The grid we are working with holds daily PET values for CONUS for the year 1979. It has:

  • 1,386 X_cells
  • 585 Y_cells
  • 365 time slices

for a total of 295,945,650 values.

glimpse(geom)
#> Rows: 19,700
#> Columns: 3
#> $ comid    <dbl> 4289595, 4290057, 4287059, 4287061, 4292649, 4292651, 4287199, 4287195, 4…
#> $ areasqkm <dbl> 12.2707416, 4.0614450, 2.8056073, 6.7866652, 18.1573074, 27.8619553, 11.6…
#> $ geom     <MULTIPOLYGON [m]> MULTIPOLYGON (((1976295 290..., MULTIPOLYGON (((1976415 290.…
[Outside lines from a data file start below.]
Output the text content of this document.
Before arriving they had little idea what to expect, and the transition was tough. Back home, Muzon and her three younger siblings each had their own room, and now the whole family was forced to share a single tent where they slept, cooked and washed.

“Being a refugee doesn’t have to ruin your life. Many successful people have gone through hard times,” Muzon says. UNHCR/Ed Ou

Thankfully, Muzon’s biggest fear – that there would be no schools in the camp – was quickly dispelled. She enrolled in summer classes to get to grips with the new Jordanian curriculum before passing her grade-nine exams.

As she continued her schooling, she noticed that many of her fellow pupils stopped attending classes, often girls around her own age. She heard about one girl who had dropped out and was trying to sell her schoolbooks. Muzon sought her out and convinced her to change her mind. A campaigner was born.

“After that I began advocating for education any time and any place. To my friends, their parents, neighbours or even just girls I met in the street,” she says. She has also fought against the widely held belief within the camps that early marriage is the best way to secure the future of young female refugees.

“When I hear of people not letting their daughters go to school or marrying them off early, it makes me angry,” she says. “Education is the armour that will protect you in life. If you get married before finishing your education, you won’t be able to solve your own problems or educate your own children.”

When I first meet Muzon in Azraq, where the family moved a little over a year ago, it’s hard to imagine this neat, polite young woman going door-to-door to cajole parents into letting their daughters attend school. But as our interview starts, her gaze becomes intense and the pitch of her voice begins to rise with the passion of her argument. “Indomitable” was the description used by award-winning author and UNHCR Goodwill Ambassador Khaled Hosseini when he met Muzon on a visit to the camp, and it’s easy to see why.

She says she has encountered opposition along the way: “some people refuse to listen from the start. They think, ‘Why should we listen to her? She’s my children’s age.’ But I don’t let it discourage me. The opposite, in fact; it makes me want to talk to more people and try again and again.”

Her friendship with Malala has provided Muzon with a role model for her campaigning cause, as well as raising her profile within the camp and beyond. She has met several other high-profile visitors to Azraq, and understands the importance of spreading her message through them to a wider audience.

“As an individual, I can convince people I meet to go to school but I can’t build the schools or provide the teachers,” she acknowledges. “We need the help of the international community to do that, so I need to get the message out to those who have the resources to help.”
In total we have 19,700 aggregation units to summarize over the 365 time steps.

bnch <- bench::mark(
  iterations = 1, check = FALSE, time_unit = "s",
  intersectr = intersectr_weights(file, geom, "comid", "potential_evapotranspiration"),
  zonal      = zonal::weighting_grid(file, geom, "comid"),
)
expression median mem_alloc median_rel mem_rel
intersectr 74.99095 860.8167MB 4.29406 1.327935
zonal 17.46388 648.2371MB 1.00000 1.000000

A few large aggregation units

~ 64 counties in Colorado

The alternative use case is a large domain that we want to aggregate to a smaller set of large aggregation units.

colorado  = AOI::aoi_get(state = "CO", county = "all")
glimpse(colorado)
#> Rows: 64
#> Columns: 13
#> $ statefp           <chr> "08", "08", "08", "08", "08", "08", "08", "08", "08", "08", "08"…
#> $ countyfp          <chr> "035", "095", "039", "014", "037", "053", "025", "003", "065", "…
#> $ countyns          <chr> "00198133", "00198163", "00198136", "01945881", "00198134", "001…
#> $ affgeoid          <chr> "0500000US08035", "0500000US08095", "0500000US08039", "0500000US…
#> $ geoid             <chr> "08035", "08095", "08039", "08014", "08037", "08053", "08025", "…
#> $ name              <chr> "Douglas", "Phillips", "Elbert", "Broomfield", "Eagle", "Hinsdal…
#> $ lsad              <chr> "06", "06", "06", "06", "06", "06", "06", "06", "06", "06", "06"…
#> $ aland             <dbl> 2176272717, 1781724973, 4793658887, 85478497, 4362874882, 289361…
#> $ awater            <dbl> 6752511, 301808, 442148, 1411781, 18849997, 15324686, 33430385, …
#> $ state_name        <chr> "Colorado", "Colorado", "Colorado", "Colorado", "Colorado", "Col…
#> $ state_abbr        <chr> "CO", "CO", "CO", "CO", "CO", "CO", "CO", "CO", "CO", "CO", "CO"…
#> $ jurisdiction_type <chr> "state", "state", "state", "state", "state", "state", "state", "…
#> $ geometry          <MULTIPOLYGON [°]> MULTIPOLYGON (((-105.2178 3..., MULTIPOLYGON (((-10…

In total we have 64 aggregation units to summarize over the 365 time steps.

bnch2 <- bench::mark(
  iterations = 1, check = FALSE, time_unit = "s",
  intersectr = intersectr_weights(file, colorado, "name", "potential_evapotranspiration"),
  zonal      = zonal::weighting_grid(file, colorado, "name")
)
expression median mem_alloc median_rel mem_rel
intersectr 169.2785367 2.354612GB 927.5329 155.8245
zonal 0.1825041 15.47332MB 1.0000 1.0000

Notably the intersectr approach, based on vector intersections, is unable to scale well when the aggregation units are large both with respect to time, and memory.